Strength training is critical for building muscles and maintaining lean body mass. Having muscle mass is important for improving glucose utilization and keeping metabolic rates high.
Losing weight has been associated with improved insulin function. In order to lose weight, your energy expenditure must outweigh energy consumption. In other words, you must consume more calories than you eat. This can best be accomplished by combining healthy portion control with physical activity.
Counting calories, though tedious, may be a helpful strategy for getting a feel of how much food you need each day. A 2,000-calorie diet is a healthy average to aim for, though this number may be higher or lower based on your specific needs.
Keep in mind that eating too few calories can be just as detrimental as eating too many calories. Do not impose a severe calorie restriction when dieting. Starvation has very negative impacts on your health and causes muscle wasting.
In difficult cases, your doctor may recommend bariatric surgery, which is also known as gastric bypass surgery.
Can Prediabetes Be Reversed?
Absolutely.
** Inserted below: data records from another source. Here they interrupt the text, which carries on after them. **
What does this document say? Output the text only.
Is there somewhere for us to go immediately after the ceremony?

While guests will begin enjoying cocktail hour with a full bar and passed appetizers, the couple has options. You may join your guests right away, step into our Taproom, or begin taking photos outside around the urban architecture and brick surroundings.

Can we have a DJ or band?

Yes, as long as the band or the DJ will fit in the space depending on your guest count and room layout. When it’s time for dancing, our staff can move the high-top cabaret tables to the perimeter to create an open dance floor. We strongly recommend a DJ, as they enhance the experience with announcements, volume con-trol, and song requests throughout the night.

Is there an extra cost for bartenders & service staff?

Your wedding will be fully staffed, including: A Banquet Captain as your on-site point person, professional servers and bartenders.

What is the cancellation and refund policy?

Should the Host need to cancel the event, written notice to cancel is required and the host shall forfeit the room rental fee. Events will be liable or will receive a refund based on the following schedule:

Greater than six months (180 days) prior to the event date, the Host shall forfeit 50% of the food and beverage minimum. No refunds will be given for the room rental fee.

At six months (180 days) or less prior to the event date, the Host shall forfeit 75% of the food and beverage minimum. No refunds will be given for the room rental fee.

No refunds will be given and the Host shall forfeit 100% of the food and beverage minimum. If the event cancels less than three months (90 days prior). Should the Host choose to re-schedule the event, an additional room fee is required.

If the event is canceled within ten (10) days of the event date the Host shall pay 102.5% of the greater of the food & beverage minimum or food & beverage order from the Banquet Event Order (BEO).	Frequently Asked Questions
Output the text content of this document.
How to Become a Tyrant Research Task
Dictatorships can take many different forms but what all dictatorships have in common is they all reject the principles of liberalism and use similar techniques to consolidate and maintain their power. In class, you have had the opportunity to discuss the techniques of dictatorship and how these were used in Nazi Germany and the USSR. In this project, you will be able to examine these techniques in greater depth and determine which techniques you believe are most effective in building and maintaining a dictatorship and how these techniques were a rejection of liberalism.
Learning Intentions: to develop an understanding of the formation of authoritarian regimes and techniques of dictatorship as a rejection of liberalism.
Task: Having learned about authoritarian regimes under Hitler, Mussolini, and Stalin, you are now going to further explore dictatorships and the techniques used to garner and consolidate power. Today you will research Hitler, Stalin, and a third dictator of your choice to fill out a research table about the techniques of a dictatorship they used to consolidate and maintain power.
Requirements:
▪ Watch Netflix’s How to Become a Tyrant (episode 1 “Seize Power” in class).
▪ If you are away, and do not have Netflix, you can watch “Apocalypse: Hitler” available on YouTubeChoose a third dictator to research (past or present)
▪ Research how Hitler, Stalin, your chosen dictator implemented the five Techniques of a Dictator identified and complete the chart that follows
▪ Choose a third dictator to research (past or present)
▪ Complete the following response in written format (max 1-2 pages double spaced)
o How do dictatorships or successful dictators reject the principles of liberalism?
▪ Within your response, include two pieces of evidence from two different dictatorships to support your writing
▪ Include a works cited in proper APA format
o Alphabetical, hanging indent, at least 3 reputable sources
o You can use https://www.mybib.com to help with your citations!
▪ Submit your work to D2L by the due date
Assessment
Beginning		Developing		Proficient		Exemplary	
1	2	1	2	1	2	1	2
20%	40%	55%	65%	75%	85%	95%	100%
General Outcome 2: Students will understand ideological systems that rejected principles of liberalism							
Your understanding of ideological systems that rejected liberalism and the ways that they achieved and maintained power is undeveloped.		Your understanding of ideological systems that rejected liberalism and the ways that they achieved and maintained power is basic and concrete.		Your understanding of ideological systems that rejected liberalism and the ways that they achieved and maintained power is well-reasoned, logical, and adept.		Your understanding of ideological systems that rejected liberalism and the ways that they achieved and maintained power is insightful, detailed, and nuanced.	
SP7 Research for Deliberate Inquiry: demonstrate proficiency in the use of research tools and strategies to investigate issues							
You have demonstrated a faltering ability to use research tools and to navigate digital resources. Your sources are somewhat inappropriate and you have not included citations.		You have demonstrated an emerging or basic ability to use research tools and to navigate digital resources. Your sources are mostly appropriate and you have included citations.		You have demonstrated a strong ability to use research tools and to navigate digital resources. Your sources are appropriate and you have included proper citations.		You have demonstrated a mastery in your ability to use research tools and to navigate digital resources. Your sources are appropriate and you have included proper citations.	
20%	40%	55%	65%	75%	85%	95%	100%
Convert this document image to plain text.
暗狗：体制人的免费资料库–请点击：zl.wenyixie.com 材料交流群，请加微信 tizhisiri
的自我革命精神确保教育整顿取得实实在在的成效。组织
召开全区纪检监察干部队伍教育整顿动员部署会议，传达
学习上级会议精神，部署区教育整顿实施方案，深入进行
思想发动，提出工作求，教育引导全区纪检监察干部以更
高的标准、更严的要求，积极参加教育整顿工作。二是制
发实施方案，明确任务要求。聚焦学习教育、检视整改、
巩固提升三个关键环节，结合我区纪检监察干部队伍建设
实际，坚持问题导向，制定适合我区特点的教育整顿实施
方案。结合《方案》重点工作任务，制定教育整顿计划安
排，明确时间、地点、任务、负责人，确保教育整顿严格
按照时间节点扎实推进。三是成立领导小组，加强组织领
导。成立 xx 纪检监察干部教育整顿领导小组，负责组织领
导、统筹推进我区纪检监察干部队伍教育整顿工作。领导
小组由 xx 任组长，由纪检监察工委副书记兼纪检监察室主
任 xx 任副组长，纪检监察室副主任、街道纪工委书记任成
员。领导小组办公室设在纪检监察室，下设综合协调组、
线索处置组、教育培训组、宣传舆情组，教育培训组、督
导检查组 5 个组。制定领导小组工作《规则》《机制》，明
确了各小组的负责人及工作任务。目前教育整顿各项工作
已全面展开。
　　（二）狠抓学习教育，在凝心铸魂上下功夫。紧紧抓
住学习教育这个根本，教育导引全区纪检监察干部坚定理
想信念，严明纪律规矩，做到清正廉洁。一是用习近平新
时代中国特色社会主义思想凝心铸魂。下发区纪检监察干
Prediabetes has not yet advanced to type 2 diabetes, and it doesn’t have to. Because prediabetes is a less advanced form of insulin resistance, it may respond even more readily to lifestyle changes than type 2 diabetes.
Consult Your Physician and Dietician
Always follow your physician’s medical advice. Your doctor may put you on diabetes medications like metformin that improve metabolic function. A healthy diet and lifestyle changes will work together with medications to provide optimal results.
If you have questions about how to adapt the number of carbohydrates to your specific needs, consult a registered dietician who can weigh all contributing factors and make a meal plan that works best for you.
So, can you get rid of diabetes? Yes, you can. Though you may be at a higher risk for relapse than someone without type 2 diabetes, you can be completely free of symptoms and indicators as long as you maintain a positive lifestyle and diet.